We all took longer the second time. When Shar counted the ballots there was no longer any question; there was still one abstention, but the other three votes favored Devon. We all breathed more easily. No one said anything about that abstention, since the abstainer could not have changed the consensus.

Before settling back to sleep Kate muttered, "One lousy bouillon cube. I wish Lance had eaten it."

"No you don't, Kate," Shar said gently. "It may be the tiny nudge that saves a life."

"I hope so. You'll have to claim we found another one and gave it to Mrs. Baird."

"I intended to. Good night, Kate," spoken with respect.
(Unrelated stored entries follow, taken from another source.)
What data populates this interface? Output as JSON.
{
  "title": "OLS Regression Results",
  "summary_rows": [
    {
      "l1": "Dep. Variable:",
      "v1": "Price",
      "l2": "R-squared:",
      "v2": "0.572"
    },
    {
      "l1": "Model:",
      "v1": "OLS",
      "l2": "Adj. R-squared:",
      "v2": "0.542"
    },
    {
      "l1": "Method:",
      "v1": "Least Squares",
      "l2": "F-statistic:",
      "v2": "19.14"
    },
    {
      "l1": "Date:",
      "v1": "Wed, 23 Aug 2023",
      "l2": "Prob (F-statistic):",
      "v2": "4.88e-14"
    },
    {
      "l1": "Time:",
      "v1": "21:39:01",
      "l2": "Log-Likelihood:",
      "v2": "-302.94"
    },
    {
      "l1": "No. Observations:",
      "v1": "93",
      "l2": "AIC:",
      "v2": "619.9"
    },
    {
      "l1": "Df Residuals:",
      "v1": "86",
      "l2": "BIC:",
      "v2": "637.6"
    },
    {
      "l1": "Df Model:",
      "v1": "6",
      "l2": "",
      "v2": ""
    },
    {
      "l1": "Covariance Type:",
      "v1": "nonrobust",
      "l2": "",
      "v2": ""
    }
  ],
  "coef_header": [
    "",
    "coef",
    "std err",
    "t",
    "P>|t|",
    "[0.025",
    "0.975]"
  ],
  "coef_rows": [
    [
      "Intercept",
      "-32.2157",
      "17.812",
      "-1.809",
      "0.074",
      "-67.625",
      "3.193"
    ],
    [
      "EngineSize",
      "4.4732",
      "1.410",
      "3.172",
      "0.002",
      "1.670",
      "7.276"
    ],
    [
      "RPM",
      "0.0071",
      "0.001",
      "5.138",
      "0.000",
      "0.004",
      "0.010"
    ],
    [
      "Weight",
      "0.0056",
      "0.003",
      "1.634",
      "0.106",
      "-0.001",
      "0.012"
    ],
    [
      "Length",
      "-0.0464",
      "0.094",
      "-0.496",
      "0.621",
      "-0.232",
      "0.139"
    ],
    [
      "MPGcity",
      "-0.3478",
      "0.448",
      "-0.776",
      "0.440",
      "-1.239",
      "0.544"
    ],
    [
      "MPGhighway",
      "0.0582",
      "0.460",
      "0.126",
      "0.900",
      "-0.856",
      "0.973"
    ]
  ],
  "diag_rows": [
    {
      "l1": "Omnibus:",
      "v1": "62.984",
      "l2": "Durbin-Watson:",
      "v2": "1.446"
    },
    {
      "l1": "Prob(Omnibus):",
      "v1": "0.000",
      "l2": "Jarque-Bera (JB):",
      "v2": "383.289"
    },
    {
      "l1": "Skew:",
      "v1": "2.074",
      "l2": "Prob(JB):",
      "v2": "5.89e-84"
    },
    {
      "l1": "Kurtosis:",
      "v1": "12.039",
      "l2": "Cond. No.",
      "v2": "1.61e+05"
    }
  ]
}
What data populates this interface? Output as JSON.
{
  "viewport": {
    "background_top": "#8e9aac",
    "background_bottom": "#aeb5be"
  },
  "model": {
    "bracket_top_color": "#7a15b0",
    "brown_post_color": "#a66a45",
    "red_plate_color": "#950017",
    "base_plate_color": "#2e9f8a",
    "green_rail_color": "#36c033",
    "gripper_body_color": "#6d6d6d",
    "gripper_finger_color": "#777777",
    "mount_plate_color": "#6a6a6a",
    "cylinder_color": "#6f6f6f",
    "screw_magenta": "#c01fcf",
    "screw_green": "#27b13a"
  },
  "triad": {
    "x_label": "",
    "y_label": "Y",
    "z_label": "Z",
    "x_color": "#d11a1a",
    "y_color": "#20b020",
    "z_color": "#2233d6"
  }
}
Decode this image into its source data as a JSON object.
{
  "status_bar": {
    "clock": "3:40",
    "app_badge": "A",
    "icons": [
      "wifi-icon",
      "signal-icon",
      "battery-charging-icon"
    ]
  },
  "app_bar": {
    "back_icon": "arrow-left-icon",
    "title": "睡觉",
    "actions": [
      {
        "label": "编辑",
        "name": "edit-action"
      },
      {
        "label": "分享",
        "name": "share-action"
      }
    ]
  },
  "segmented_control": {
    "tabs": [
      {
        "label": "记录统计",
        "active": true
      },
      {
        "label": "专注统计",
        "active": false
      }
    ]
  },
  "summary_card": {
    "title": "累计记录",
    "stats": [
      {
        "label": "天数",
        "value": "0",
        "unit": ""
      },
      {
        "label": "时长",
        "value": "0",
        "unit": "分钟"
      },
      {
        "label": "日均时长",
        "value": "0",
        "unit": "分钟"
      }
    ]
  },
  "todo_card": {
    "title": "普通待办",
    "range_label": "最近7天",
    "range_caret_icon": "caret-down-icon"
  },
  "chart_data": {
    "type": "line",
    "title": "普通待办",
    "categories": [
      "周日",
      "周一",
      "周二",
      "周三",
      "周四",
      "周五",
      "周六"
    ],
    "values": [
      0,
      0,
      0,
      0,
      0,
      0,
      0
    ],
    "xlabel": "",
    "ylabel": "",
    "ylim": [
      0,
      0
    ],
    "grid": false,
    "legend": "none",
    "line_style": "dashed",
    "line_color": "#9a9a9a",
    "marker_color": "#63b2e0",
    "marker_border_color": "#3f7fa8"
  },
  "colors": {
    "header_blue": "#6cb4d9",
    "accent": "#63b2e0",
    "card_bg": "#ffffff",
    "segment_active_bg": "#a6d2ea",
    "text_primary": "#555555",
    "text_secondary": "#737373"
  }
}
I padded back to the root cellar and warmed some instant coffee that tasted of quince preserves. It was my first warm brew in days, a scent of ripe summer fruit that deepened my anguish over the decisions we had made; unknown decisions we would have to make later; the millions who were no longer alive to puzzle over decisions. Presently the tepid coffee began to taste of salt and I drained it, brewing more for Ern.

But my brother-in-law slumped snoring at the air pump he had contrived, the brandy bottle empty beside him. I roused him and took his place, unwilling to blame him for the dereliction. I had known Ern's mild dependence on booze for a long time, and I'd brought the stuff to him myself.